Fernando Guerreiro comentou sobre festividades do 2 de Julho e reabertura do TCA

Foto: Jorge Jesus/MundoBA

 

Em entrevista ao MundoBA na manhã desta quinta-feira (2), o presidente da Fundação Gregório de Mattos (FGM), Fernando Guerreiro, comentou sobre as festividades do 2 de Julho e a reabertura do TCA.

“Esse é um ano de eleição, então a gente vai ter uma festa, pelo menos na parte da manhã. E [o 2 de Julho deste ano] tem um componente político muito forte, mas isso já faz parte da tradição da festa”, afirmou.

Guerreiro destacou também a valorização do patrimônio cultural baiano como diferencial da edição de 2026. “É um ano em que eu me detive muito no patrimônio.
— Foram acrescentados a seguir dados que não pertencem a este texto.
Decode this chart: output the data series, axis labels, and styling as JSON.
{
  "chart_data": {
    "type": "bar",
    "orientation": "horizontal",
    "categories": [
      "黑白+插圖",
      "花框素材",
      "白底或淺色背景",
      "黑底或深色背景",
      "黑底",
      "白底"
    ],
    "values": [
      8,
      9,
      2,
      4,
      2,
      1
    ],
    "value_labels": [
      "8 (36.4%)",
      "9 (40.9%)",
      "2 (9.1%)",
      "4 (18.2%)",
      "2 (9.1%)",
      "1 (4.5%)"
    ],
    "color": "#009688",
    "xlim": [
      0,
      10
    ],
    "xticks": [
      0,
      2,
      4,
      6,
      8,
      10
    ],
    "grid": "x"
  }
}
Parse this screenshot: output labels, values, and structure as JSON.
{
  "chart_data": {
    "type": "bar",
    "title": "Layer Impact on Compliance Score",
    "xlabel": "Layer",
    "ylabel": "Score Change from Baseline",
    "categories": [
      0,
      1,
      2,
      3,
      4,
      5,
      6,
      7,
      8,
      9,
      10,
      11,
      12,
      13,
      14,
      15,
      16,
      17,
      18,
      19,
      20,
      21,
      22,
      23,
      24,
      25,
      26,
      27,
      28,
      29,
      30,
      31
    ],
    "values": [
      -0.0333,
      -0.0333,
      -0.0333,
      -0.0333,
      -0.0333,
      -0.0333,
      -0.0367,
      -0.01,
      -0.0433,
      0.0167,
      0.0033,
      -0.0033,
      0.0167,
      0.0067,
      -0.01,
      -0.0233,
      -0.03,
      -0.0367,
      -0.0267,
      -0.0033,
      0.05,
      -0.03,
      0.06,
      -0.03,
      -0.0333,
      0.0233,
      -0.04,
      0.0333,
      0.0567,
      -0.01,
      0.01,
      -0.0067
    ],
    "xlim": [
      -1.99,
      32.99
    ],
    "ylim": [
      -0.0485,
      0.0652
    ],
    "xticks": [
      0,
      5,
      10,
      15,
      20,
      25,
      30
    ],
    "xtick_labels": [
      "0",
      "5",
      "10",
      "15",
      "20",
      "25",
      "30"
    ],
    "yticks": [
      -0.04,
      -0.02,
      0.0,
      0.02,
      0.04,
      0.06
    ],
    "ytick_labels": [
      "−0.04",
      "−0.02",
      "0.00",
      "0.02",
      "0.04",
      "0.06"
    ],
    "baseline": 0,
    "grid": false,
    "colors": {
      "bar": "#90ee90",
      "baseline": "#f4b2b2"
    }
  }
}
A gente recuperou os monumentos referentes ao 2 de julho, Panteão de Pirajá, Maria Quitéria aqui no Largo da Soledade e também o monumento do 2 de julho no Campo Grande”, relatou.

Além da recuperação de monumentos históricos, o presidente da FGM comentou sobre a Igreja da Lapinha, que entrou em processo de tombamento pela Prefeitura de Salvador nesta terça-feira (30). “A gente tá cuidando da memória da festa com muito cuidado”, afirmou.

O produtor e diretor teatral baiano mencionou ainda a antecipação da Volta da Cabocla para sábado (4), às 18h, devido ao jogo do Brasil contra a Noruega nas oitavas de final da Copa do Mundo.

Ao comentar sobre a reabertura do Teatro Castro Alves (TCA) nesta quarta-feira (1), Guerreiro ressaltou a importância do complexo, tombado pelo Instituto do Patrimônio Histórico e Artístico Nacional (Iphan), como principal equipamento cultural da Bahia.

“Para mim, é o principal espaço histórico da cidade, então tem que saudar e dizer que é uma maravilha”, afirma.